Every one of the key inflation measures for July came in higher than forecast, with retail-price inflation accelerating to 12.3% from 11.8% in June. (And you can only imagine what the numbers will be in the fourth quarter when we may have a new cap on energy prices.)
News of faster inflation comes just a day after the domestic labor market added more jobs in July than anyone thought. Little wonder that overnight indexed swaps are now fully pricing in a 50-basis point increase from the BOE when it meets next on Sept. 15.

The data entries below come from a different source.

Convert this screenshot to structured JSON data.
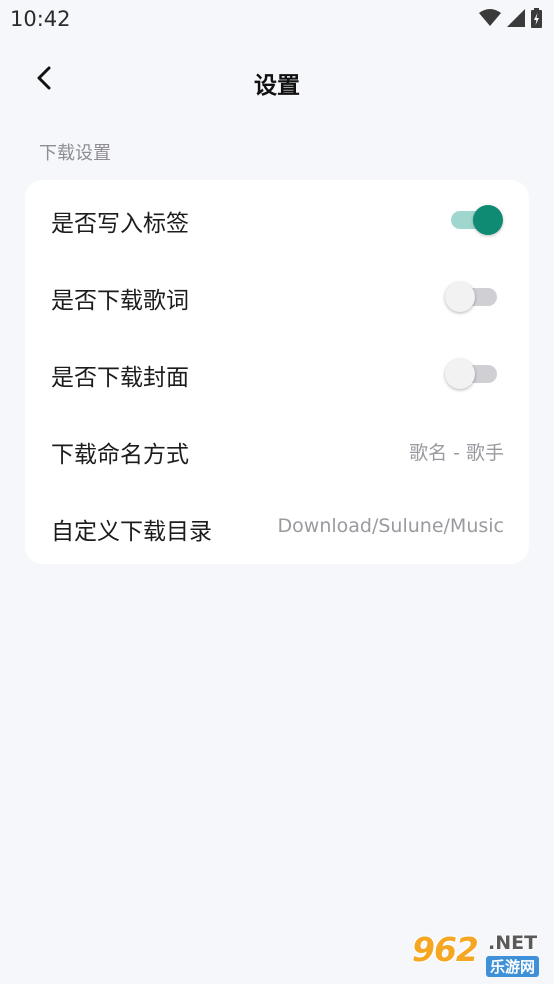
{
  "status_bar": {
    "time": "10:42",
    "icons": [
      "wifi-icon",
      "signal-icon",
      "battery-charging-icon"
    ]
  },
  "app_bar": {
    "back_icon": "chevron-left-icon",
    "title": "设置"
  },
  "section": {
    "header": "下载设置",
    "rows": [
      {
        "label": "是否写入标签",
        "type": "switch",
        "on": true
      },
      {
        "label": "是否下载歌词",
        "type": "switch",
        "on": false
      },
      {
        "label": "是否下载封面",
        "type": "switch",
        "on": false
      },
      {
        "label": "下载命名方式",
        "type": "value",
        "value": "歌名 - 歌手"
      },
      {
        "label": "自定义下载目录",
        "type": "value",
        "value": "Download/Sulune/Music"
      }
    ]
  },
  "colors": {
    "accent": "#0f8a73",
    "accent_track": "#9fd7cf",
    "background": "#f6f7fb",
    "card": "#ffffff"
  },
  "watermark": {
    "number": "962",
    "domain": ".NET",
    "cn": "乐游网"
  }
}
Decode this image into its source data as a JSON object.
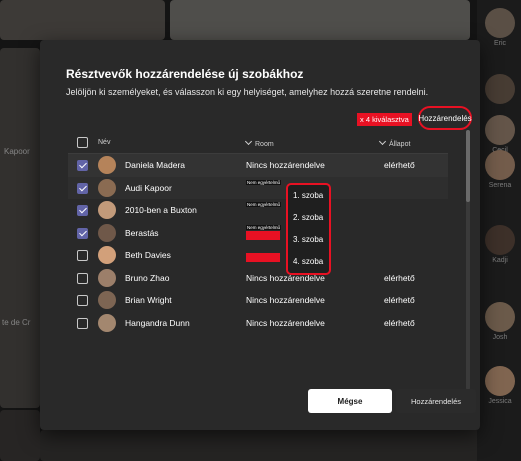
{
  "background": {
    "left_label": "Kapoor",
    "left_bottom_label": "te de Cr",
    "strip": [
      {
        "name": "Eric"
      },
      {
        "name": ""
      },
      {
        "name": "Cecil"
      },
      {
        "name": "Serena"
      },
      {
        "name": "Kadji"
      },
      {
        "name": "Josh"
      },
      {
        "name": "Jessica"
      }
    ]
  },
  "dialog": {
    "title": "Résztvevők hozzárendelése új szobákhoz",
    "subtitle": "Jelöljön ki személyeket, és válasszon ki egy helyiséget, amelyhez hozzá szeretne rendelni.",
    "selected_info": "x 4 kiválasztva",
    "assign_top_label": "Hozzárendelés",
    "columns": {
      "name": "Név",
      "room": "Room",
      "status": "Állapot"
    },
    "rows": [
      {
        "name": "Daniela Madera",
        "room": "Nincs hozzárendelve",
        "status": "elérhető",
        "checked": true,
        "avatar_color": "#b5835a"
      },
      {
        "name": "Audi Kapoor",
        "room": "Nem egyértelmű",
        "status": "",
        "checked": true,
        "avatar_color": "#8a6b52"
      },
      {
        "name": "2010-ben a Buxton",
        "room": "Nem egyértelmű",
        "status": "",
        "checked": true,
        "avatar_color": "#c29a7a"
      },
      {
        "name": "Berastás",
        "room": "Nem egyértelmű",
        "status": "",
        "checked": true,
        "avatar_color": "#6f5849"
      },
      {
        "name": "Beth Davies",
        "room": "",
        "status": "",
        "checked": false,
        "avatar_color": "#d2a07a"
      },
      {
        "name": "Bruno Zhao",
        "room": "Nincs hozzárendelve",
        "status": "elérhető",
        "checked": false,
        "avatar_color": "#9c7f6a"
      },
      {
        "name": "Brian Wright",
        "room": "Nincs hozzárendelve",
        "status": "elérhető",
        "checked": false,
        "avatar_color": "#7d6553"
      },
      {
        "name": "Hangandra Dunn",
        "room": "Nincs hozzárendelve",
        "status": "elérhető",
        "checked": false,
        "avatar_color": "#a3876f"
      }
    ],
    "room_menu": [
      "1. szoba",
      "2. szoba",
      "3. szoba",
      "4. szoba"
    ],
    "cancel_label": "Mégse",
    "assign_label": "Hozzárendelés"
  }
}
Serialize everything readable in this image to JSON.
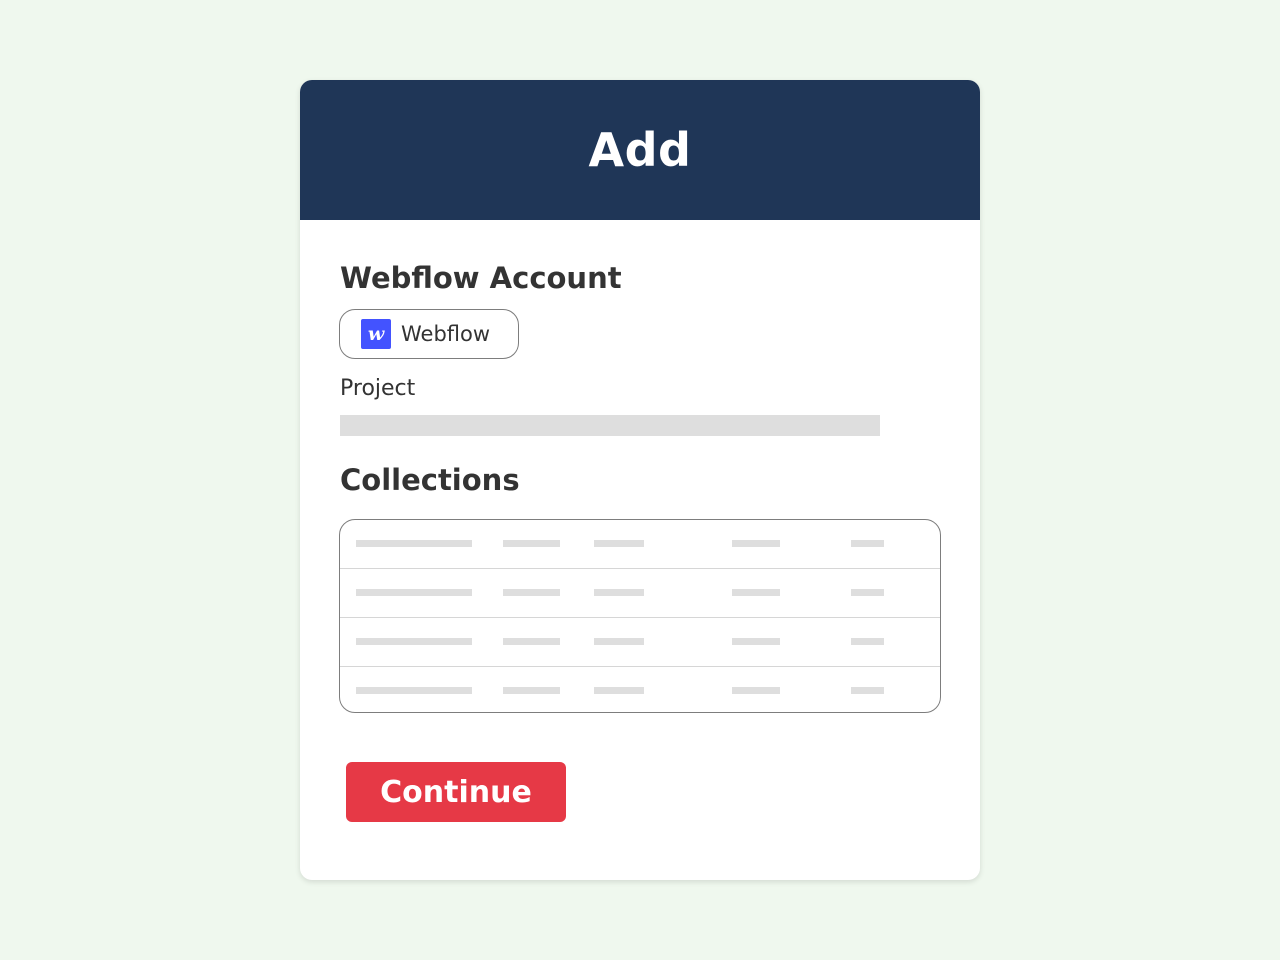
{
  "dialog": {
    "title": "Add"
  },
  "account": {
    "section_title": "Webflow Account",
    "selected": {
      "name": "Webflow",
      "logo_letter": "w",
      "icon": "webflow-logo-icon",
      "brand_color": "#4353ff"
    }
  },
  "project": {
    "label": "Project"
  },
  "collections": {
    "section_title": "Collections",
    "rows": [
      {
        "placeholder": true
      },
      {
        "placeholder": true
      },
      {
        "placeholder": true
      },
      {
        "placeholder": true
      }
    ]
  },
  "actions": {
    "continue_label": "Continue"
  },
  "colors": {
    "background": "#eff8ee",
    "header": "#1f3657",
    "primary_button": "#e63946",
    "placeholder": "#dedede",
    "text": "#333333"
  }
}
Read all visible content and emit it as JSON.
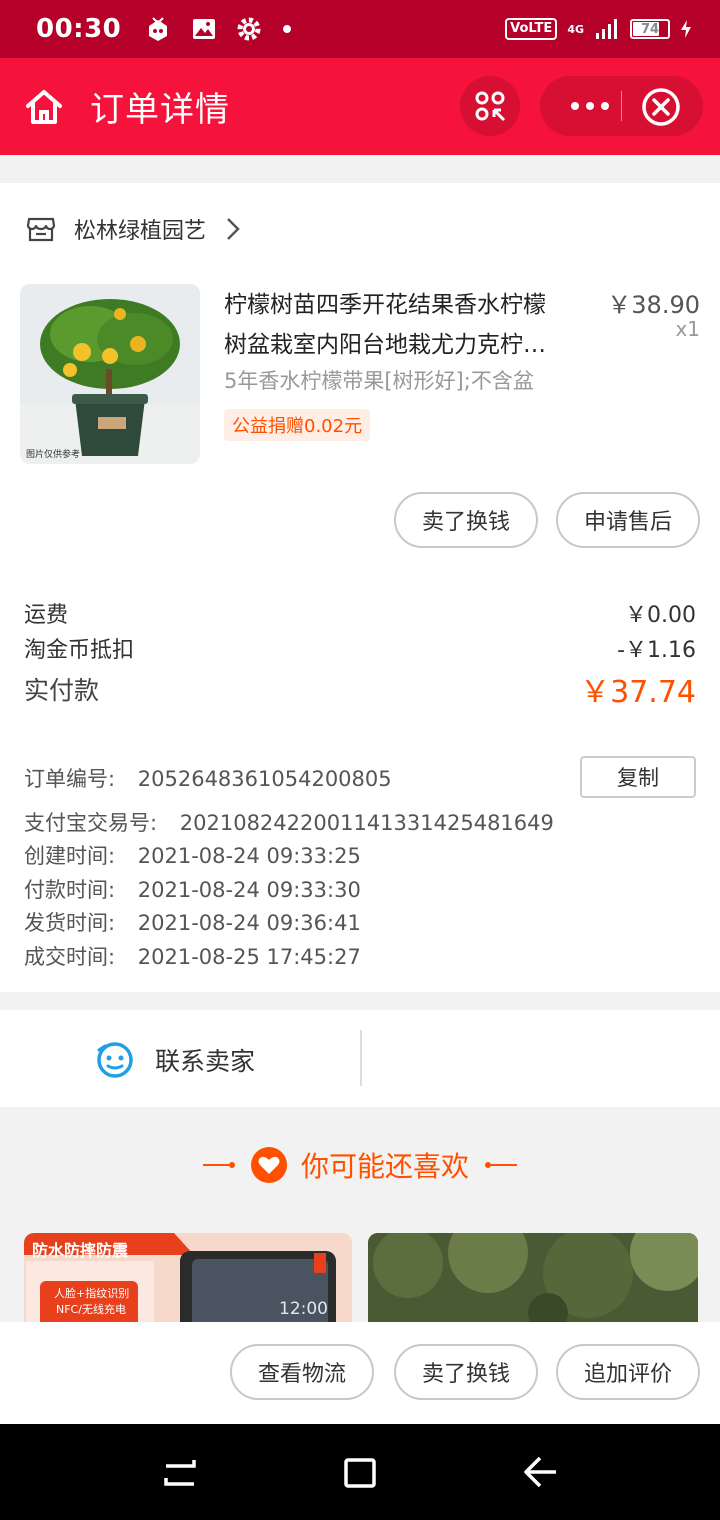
{
  "status_bar": {
    "time": "00:30",
    "network": "VoLTE",
    "signal_label": "4G",
    "battery": "74"
  },
  "header": {
    "title": "订单详情"
  },
  "shop": {
    "name": "松林绿植园艺"
  },
  "product": {
    "title_line1": "柠檬树苗四季开花结果香水柠檬",
    "title_line2": "树盆栽室内阳台地栽尤力克柠…",
    "price": "￥38.90",
    "quantity": "x1",
    "sku": "5年香水柠檬带果[树形好];不含盆",
    "charity": "公益捐赠0.02元",
    "image_watermark": "图片仅供参考"
  },
  "item_actions": {
    "sell": "卖了换钱",
    "after_sale": "申请售后"
  },
  "fees": {
    "shipping_label": "运费",
    "shipping_value": "￥0.00",
    "coin_label": "淘金币抵扣",
    "coin_value": "-￥1.16",
    "paid_label": "实付款",
    "paid_value": "￥37.74"
  },
  "order_info": {
    "order_no_label": "订单编号:",
    "order_no": "2052648361054200805",
    "copy_label": "复制",
    "alipay_label": "支付宝交易号:",
    "alipay_no": "2021082422001141331425481649",
    "created_label": "创建时间:",
    "created": "2021-08-24 09:33:25",
    "paid_label": "付款时间:",
    "paid": "2021-08-24 09:33:30",
    "shipped_label": "发货时间:",
    "shipped": "2021-08-24 09:36:41",
    "closed_label": "成交时间:",
    "closed": "2021-08-25 17:45:27"
  },
  "contact": {
    "label": "联系卖家"
  },
  "recommend": {
    "title": "你可能还喜欢",
    "card1_banner": "防水防摔防震",
    "card1_sub1": "人脸+指纹识别",
    "card1_sub2": "NFC/无线充电",
    "card1_clock": "12:00"
  },
  "bottom_actions": {
    "logistics": "查看物流",
    "sell": "卖了换钱",
    "review": "追加评价"
  },
  "colors": {
    "status_bar": "#b5002a",
    "header": "#f5123b",
    "accent": "#ff5000"
  }
}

With the BOE’s policy rate still not yet in neutral territory at a time when inflation is running amok, the BOE has little reason to balk away from another 50-basis point increase especially with the economy proving this resilient. Even though the BOE is essentially chasing the clock having lost valuable time earlier in the cycle by not having moved emphatically on rates to align demand in line with supply, it still has a narrow window to act before things go completely pear-shaped.
All these factors mean there is little solace in sight for front-end gilts, and what it heralds for curve inversion as Mark Cranfield says. As for those looking at the risk-reward equation on receiving meeting-dated swaps for next month, suffice to say that the BOE will find it hard to look away when inflation is burning all around.
Indeed, after pressing the snooze button incessantly, front-end gilts have at last woken up with a sense of dread about missing their tryst with destiny. It’s about time.
The writing has been on the wall for some time now, and those inflation prints from this morning have proved to be the immediate catalyst for today’s selloff at the front end. If inflation is running at more than a double-digit pace and the economy had the wherewithal to cope with rate hikes all this while, why would your policy rate be at less than neutral?
That’s why former BOE official Andrew Sentance reckons the BOE’s benchmark rate needs to climb to as much as 4%. While that may look daunting considering we are just at 1.75%, by moving in baby steps earlier on in the cycle when it ought to have gone faster, the BOE has to go faster later in the cycle to catch up.
Those factors mean that this year’s selloff in front-end gilts is far from done.